Melissa was still not answering when I got home. It was impossible not to defy our mother whose voice plucked at my nerves like the yowl of a cat in heat. But our poor mother did her best, trying to say it was nothing—teenage stuff—even though Melissa had never given in to melodrama before. She was a normal girl, our mother said, she did well in school, she had boyfriends (never too serious), she went to the movies, to dances, to parties, to football games, and always, for the last two years, she ran. She ran seventy-five miles a week.

Melissa's two best friends, Merrill and Becky, arrived in Merrill's boyfriend Billy's car. Billy stayed in the car while they knocked on the door.

“What's wrong? Why won't she come out?” Merrill said to me, but I didn't answer. I didn't talk to girls who went out with Billy.

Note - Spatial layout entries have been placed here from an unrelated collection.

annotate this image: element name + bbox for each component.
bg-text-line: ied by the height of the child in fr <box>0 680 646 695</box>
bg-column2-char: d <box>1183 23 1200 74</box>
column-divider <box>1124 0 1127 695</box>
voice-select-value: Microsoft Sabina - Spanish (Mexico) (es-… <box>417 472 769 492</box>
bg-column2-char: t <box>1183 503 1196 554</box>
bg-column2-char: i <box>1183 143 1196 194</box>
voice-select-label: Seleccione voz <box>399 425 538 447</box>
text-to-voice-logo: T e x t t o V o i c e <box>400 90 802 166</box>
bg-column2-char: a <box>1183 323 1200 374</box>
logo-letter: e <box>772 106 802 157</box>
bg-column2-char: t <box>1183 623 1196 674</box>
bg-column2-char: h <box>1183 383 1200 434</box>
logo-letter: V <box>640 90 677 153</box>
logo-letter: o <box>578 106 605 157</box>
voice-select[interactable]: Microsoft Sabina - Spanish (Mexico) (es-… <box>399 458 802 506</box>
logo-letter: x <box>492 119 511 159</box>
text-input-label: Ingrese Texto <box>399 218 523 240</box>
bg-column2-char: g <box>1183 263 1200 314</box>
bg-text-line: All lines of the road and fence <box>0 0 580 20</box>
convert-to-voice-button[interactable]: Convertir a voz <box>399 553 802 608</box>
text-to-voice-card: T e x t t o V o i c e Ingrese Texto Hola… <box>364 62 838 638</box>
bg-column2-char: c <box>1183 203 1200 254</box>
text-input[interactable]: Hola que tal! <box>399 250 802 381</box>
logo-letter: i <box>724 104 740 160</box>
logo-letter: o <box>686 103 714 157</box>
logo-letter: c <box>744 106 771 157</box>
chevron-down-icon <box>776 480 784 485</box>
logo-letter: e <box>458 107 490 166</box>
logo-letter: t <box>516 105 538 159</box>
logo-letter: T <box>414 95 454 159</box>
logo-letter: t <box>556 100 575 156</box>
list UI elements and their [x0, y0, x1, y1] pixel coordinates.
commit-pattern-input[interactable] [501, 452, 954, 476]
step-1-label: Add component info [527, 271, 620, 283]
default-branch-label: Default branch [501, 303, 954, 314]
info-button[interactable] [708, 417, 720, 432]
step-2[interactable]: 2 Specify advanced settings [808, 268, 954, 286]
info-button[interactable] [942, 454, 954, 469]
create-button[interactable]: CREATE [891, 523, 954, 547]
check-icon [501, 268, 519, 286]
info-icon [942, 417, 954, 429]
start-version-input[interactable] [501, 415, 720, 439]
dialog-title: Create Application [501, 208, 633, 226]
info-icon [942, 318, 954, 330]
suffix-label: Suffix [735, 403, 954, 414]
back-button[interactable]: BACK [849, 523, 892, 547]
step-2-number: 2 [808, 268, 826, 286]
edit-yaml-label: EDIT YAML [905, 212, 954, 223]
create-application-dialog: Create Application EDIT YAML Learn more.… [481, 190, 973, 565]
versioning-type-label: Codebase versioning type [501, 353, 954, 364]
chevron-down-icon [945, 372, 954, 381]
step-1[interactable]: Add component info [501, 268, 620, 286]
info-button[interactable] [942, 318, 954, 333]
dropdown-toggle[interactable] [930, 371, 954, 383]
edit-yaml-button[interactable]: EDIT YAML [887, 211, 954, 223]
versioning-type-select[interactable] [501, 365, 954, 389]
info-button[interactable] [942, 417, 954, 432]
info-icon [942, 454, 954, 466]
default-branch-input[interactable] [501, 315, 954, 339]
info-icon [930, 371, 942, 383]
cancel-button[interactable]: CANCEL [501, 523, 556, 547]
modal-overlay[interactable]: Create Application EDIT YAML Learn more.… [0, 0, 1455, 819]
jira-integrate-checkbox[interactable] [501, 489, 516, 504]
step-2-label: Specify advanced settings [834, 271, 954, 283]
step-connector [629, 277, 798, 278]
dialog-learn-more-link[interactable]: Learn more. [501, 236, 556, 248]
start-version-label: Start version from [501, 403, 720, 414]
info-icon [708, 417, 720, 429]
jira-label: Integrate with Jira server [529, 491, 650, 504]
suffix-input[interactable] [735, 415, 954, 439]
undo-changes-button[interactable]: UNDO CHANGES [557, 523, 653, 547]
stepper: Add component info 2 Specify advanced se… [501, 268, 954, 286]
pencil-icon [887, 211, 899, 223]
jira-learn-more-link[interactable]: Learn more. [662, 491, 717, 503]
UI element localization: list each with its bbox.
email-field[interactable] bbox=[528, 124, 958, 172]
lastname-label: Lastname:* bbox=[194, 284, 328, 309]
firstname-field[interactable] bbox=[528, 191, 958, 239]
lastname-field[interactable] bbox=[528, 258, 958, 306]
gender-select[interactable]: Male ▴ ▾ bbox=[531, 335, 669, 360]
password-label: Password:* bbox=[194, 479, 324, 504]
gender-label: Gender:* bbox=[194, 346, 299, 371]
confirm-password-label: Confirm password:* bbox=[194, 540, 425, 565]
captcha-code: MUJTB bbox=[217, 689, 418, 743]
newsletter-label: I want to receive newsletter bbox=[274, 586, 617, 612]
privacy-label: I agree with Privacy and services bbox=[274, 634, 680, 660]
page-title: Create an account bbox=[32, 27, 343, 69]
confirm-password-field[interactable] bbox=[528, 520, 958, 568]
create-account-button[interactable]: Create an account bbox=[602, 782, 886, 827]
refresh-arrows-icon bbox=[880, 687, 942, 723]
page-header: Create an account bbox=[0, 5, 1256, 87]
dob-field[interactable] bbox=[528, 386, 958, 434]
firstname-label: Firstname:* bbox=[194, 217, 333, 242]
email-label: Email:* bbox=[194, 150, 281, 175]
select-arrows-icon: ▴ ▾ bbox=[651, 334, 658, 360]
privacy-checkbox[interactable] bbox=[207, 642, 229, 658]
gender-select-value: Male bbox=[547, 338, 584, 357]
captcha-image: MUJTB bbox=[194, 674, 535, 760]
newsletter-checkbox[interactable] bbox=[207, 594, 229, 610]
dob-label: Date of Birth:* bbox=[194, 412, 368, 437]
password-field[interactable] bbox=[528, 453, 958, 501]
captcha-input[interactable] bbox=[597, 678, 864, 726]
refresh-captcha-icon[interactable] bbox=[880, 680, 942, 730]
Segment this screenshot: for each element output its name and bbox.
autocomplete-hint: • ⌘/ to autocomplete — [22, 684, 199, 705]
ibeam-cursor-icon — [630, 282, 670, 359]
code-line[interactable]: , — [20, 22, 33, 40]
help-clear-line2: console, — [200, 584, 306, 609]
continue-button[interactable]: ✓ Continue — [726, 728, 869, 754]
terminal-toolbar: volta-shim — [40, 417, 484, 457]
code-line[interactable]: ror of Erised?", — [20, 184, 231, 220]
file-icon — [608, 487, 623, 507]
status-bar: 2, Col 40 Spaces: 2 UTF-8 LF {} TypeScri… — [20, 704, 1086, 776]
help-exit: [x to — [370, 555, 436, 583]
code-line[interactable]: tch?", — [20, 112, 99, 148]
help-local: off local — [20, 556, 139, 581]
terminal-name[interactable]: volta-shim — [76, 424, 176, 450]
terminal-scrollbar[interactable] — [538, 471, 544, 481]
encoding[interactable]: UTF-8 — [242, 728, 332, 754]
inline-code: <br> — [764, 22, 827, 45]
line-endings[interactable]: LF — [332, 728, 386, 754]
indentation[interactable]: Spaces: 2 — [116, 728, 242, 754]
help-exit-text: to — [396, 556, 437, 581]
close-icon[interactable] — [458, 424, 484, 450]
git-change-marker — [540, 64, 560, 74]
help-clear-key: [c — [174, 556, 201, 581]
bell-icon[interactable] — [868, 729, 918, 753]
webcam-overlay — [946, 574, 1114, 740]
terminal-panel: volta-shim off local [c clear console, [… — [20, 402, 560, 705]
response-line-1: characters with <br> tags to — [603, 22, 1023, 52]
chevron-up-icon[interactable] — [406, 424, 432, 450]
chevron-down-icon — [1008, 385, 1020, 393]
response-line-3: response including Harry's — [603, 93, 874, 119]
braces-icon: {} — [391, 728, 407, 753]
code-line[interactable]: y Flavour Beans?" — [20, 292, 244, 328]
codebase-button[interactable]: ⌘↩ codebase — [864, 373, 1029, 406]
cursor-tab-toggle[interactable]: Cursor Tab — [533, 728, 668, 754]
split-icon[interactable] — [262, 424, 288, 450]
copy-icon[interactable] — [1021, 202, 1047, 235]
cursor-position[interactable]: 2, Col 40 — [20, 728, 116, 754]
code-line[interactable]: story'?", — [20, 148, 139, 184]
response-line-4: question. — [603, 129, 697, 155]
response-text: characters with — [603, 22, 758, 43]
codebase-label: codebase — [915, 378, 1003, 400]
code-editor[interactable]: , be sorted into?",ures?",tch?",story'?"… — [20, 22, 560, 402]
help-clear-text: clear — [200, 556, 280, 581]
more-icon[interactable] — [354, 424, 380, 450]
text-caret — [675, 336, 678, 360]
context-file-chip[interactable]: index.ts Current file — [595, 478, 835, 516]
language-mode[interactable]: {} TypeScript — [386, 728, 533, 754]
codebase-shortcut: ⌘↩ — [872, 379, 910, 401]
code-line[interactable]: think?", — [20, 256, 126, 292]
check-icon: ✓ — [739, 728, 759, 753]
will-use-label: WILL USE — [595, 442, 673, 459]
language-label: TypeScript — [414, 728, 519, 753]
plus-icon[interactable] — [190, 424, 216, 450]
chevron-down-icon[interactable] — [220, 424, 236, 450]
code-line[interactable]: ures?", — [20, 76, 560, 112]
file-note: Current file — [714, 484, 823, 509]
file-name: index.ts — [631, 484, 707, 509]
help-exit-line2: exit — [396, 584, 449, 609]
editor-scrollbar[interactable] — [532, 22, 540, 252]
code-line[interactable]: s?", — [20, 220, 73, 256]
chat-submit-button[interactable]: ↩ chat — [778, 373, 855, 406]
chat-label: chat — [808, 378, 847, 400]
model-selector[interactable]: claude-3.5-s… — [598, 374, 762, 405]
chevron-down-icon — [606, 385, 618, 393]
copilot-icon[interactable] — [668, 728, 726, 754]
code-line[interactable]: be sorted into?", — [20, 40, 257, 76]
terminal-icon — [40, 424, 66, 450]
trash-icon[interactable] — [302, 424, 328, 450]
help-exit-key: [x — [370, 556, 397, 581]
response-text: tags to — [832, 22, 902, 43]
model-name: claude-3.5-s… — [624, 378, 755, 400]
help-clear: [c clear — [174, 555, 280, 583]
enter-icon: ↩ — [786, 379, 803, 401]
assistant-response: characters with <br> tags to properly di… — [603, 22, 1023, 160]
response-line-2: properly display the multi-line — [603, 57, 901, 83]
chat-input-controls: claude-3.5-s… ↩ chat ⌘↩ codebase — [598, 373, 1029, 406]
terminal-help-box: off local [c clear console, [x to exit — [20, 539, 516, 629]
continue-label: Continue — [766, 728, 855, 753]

Someday Billy would regret that his father had ever given him that car, because it would have taken him too long to learn there was nothing else to him.

Our father paced in the kitchen; he didn't look so much angry as bewildered, until there was a knock and Doug's face leaned into the window of the front door.
Our father grabbed him hard by the shirt and Doug screamed Melissa's name as our father pushed him against the banister and screamed it again with such desperation that our father stepped back and looked at his hands, wondering what he had done.

Back then I used to think it was unbelievable how stupid people were. Our parents seemed to have no idea that (before she dumped him) Melissa had been sneaking out to see Doug almost every night. More than once, I had seen them park down the street and had seen him turn off the headlights to fall over in her direction.